Les auteurs parleront aussi, hormis Foccart, d’autres acteurs français officieux (ou pseudo officiels selon eux) impliqués dans les malversations en Afrique, Bob Denard, Maurice Robert, Charles Pasqua, Jean Christophe Mitterrand, Guy Ponsaillé, etc. et feront en sorte que les relations France Afrique, soient, pour ce qui est des magouilles, des ventes d’armes et des divers trafics, perçues comme le résultat d’une somme d’initiatives individuelles de personnes influentes isolées et non comme d’une stratégie politique savamment développée par l’appareil Etatique français. Et c’est ce qu’ils sous entendront lorsqu’ils parleront « des relations franco africaines se distendant à tel point que les mieux placés jouent leurs cartes individuelles, plutôt qu’une partition de l’Etat. »


Après cela, on rentrera dans le plus pur style « négrologique », tout y passera. Du génocide relativisé du Rwanda, de l’entière responsabilité des noirs qui se tuaient à la machette et de la prétendue simple erreur d’analyse de la France sur la capacité du conflit à dégénérer.
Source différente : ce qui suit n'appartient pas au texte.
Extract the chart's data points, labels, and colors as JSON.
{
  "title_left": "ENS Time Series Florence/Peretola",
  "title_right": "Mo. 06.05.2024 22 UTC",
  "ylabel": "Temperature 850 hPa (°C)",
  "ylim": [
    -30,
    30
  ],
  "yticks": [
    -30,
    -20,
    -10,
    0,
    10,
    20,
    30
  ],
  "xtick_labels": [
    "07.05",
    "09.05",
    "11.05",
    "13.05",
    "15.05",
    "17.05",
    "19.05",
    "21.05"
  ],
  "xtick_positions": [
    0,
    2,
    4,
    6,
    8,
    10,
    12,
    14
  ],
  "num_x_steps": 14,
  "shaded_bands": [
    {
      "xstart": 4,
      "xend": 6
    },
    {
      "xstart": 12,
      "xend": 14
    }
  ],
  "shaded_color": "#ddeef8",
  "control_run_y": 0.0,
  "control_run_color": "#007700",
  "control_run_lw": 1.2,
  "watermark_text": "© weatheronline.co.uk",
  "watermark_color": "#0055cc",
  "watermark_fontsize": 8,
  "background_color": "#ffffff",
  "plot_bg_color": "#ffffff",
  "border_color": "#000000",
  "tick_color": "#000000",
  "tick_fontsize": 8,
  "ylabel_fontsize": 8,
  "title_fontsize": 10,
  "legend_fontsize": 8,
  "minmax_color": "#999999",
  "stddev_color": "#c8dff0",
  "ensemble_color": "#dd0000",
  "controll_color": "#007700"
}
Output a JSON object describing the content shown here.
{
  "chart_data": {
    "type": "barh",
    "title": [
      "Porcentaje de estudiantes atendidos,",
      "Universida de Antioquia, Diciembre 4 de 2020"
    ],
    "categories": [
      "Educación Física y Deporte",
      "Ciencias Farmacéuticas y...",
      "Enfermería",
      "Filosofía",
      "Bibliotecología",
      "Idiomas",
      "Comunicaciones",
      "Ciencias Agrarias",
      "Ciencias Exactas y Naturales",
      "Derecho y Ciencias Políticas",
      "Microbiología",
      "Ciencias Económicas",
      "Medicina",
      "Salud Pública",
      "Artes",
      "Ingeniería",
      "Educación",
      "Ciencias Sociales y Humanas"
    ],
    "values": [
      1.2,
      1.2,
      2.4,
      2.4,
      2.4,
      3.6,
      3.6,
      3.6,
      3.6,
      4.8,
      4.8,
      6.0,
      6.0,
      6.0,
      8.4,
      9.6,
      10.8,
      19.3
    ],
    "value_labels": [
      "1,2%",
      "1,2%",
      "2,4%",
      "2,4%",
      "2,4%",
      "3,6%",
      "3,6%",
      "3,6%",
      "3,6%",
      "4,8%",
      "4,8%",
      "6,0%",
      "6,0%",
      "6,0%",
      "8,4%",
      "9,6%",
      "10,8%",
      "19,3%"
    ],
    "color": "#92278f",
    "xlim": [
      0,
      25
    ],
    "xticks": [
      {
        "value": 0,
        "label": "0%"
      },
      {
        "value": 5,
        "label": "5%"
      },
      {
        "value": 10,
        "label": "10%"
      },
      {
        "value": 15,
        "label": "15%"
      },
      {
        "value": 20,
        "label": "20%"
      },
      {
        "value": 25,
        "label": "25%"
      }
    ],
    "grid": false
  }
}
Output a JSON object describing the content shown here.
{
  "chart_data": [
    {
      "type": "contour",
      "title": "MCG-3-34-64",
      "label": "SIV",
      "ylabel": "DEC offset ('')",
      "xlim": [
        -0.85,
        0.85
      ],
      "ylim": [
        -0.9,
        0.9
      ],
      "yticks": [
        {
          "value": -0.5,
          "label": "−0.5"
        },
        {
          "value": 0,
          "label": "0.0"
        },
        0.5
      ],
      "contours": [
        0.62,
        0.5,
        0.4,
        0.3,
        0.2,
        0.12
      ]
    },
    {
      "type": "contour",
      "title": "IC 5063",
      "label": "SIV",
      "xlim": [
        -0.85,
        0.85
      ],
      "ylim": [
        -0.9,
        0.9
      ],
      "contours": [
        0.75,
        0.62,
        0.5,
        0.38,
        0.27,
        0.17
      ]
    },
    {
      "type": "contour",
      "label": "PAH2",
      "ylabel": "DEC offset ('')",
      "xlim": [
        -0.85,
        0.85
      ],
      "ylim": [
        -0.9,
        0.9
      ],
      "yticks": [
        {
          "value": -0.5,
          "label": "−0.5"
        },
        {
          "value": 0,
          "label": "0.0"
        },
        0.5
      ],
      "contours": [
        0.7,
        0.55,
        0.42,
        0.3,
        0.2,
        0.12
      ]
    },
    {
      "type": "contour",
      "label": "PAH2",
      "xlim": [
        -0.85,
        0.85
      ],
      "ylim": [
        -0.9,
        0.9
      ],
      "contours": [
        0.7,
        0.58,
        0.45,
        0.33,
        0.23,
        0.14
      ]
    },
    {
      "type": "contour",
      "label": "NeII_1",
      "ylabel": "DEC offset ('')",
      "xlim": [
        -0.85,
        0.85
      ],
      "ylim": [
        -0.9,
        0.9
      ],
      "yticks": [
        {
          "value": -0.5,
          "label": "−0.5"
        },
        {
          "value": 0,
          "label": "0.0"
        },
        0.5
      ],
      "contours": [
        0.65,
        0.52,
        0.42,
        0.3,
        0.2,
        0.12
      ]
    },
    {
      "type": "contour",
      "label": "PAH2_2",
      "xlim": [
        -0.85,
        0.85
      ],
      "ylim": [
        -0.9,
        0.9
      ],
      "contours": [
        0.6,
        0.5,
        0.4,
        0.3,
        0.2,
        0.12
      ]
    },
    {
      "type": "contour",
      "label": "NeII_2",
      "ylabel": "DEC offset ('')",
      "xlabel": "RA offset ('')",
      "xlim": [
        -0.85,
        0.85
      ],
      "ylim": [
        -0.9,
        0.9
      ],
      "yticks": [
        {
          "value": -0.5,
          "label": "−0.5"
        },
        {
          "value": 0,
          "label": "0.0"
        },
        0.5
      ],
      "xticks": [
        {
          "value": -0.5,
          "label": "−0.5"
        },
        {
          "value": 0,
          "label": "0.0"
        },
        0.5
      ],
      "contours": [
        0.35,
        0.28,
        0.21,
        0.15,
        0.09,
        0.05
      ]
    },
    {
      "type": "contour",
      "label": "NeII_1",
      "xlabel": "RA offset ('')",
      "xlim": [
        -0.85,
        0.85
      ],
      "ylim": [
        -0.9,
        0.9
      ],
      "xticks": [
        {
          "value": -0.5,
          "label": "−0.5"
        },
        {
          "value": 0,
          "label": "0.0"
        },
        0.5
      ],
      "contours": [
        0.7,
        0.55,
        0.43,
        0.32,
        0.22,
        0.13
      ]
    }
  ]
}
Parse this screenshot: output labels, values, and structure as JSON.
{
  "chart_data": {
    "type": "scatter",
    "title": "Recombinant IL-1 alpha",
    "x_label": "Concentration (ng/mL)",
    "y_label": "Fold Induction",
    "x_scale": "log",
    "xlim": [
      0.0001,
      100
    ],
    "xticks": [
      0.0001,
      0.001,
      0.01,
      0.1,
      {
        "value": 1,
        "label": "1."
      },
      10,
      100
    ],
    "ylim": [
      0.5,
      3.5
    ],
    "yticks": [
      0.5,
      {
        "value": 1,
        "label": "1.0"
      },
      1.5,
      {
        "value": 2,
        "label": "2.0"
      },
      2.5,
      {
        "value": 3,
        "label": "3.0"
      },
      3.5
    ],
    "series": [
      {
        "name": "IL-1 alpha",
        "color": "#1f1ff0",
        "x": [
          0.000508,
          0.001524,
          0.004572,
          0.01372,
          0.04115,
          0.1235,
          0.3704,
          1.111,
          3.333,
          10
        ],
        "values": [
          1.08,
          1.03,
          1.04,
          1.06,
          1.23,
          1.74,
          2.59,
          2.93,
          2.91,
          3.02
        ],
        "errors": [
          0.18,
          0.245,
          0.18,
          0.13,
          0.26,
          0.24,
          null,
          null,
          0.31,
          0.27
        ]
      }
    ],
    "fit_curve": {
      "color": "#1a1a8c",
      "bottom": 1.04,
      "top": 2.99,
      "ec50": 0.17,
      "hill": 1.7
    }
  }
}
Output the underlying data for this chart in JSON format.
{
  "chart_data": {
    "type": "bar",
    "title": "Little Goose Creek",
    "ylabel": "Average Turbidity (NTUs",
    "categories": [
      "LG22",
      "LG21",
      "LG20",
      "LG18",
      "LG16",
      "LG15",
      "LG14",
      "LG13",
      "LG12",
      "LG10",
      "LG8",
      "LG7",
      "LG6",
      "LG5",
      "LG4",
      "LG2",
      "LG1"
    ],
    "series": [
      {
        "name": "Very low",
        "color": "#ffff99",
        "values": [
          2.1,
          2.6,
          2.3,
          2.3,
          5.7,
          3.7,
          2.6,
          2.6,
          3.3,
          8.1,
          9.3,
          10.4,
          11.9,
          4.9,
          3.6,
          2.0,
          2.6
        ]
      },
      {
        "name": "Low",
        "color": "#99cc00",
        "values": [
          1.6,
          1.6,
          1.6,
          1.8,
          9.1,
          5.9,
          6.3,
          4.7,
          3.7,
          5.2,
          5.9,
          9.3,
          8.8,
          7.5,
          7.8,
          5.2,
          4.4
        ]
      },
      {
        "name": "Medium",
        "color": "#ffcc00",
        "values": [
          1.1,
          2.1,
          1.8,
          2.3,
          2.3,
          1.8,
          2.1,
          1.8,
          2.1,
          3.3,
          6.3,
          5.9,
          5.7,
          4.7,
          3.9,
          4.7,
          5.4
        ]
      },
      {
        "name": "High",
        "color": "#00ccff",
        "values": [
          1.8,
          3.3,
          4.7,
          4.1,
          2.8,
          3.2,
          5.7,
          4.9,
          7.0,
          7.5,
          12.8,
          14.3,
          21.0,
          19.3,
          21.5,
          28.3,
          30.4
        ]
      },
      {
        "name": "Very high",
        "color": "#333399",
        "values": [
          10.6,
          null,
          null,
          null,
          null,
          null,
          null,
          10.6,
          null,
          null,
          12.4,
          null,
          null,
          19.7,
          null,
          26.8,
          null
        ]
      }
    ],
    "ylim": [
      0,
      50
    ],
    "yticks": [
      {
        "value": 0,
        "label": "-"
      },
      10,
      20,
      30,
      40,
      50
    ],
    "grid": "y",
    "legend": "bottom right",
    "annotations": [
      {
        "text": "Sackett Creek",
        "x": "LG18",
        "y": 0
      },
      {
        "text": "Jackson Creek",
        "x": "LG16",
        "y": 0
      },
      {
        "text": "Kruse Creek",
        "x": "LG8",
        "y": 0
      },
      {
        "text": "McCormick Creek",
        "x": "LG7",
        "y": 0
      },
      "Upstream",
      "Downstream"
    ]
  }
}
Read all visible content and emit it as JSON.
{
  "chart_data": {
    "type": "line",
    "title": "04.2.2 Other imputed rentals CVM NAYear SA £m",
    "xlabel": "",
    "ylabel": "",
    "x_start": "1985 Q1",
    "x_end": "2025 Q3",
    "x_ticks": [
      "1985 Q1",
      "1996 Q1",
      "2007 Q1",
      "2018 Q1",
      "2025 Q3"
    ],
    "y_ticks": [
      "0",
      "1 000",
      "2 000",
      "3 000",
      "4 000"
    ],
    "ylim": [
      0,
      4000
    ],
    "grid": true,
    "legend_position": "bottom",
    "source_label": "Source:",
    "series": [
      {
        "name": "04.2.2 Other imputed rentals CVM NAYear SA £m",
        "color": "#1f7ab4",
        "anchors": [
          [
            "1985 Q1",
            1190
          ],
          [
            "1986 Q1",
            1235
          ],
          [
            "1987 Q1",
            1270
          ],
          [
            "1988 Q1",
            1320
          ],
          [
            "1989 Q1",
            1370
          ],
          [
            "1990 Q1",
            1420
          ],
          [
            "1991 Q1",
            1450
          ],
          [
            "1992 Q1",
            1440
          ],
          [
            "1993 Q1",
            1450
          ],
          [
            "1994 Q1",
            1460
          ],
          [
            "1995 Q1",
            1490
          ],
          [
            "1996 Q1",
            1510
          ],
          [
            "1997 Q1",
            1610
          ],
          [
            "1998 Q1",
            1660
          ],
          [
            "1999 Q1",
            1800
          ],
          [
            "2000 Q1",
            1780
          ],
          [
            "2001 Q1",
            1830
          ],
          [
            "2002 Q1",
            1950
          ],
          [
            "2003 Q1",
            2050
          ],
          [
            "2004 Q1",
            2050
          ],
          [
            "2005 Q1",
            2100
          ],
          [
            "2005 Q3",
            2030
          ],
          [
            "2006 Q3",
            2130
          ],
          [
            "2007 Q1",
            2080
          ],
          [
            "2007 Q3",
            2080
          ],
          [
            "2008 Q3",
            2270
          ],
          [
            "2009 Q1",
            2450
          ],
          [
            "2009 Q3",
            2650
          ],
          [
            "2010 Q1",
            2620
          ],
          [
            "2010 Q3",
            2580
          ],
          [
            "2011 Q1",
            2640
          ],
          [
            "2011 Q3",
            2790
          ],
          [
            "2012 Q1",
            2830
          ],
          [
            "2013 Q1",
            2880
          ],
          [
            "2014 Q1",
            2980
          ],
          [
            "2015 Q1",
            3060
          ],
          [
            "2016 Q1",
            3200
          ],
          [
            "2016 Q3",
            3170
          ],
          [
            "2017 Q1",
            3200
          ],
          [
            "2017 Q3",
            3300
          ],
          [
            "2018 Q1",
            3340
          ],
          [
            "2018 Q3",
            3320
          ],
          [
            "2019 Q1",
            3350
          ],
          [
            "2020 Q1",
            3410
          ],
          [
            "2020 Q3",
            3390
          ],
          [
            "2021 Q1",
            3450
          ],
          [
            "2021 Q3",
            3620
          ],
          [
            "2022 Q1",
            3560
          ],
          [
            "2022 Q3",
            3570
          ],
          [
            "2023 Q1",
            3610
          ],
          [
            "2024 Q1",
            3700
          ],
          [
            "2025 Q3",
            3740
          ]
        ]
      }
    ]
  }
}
Le président Mitterrand sera même cité, dans son discours à Biarritz du 8 Novembre 1994 pour le sommet France Afrique, où selon les auteurs, il «a mis en exergue l’impuissance du monde à empêcher la répétition de massacres à grandes échelle en Afrique. ». Les mots du feu président français étaient ceux-ci, à méditer ( ?) :

« En vérité, vous le savez, aucune police d’assurance internationale ne peut empêcher un peuple de s’autodétruire, et on ne peut pas demander non plus l’impossible à la communauté internationale, et encore moins à la France tant elle est seule, lorsque les chefs locaux décident délibérément de conduire une aventure à la pointe des baïonnettes ou de régler des comptes à coup de machette. Après tout, c’est de leur propre pays qu’il s’agit. Cela n’excuse rien, et même aggrave, mais comment serions-nous juge et arbitre ? Ce n’est pas tant à la communauté internationale que ces fauteurs de guerre doivent rendre des comptes, mais avant tout à leur peuple, à leurs propres enfants et je crains, dans certains cas, le jugement de l’Histoire». Et cela devant un parterre de chefs d’Etat africains…

La suite du livre, et plus particulièrement la partie III, intitulée « l’après 11 Septembre, France out of Africa » n’épargnera pas les Africains. On assistera à une sorte de « remake » de Négrologie et, la plupart des thèmes, pour certains quelque peu controversés, que Smith y avait développés reviendront, sous forme de constats et de statistiques aux sources souvent inexistantes.


Sur le sujet des forêts, d’après Smith, « huit africains sur dix cuisinent au feu de bois ou au charbon de bois, 85% du bois en Afrique est destiné à la cuisson des aliments », oubliant que ça a toujours été avant tout la déforestation des forêts tropicales par les multinationales françaises (premier importateur européen de bois tropical) qui contribuait à tuer l’environnement, car libérant chaque année, d’après GreenPeace, entre 1 à 2 milliards de tonnes de gaz carbonique dans l’atmosphère.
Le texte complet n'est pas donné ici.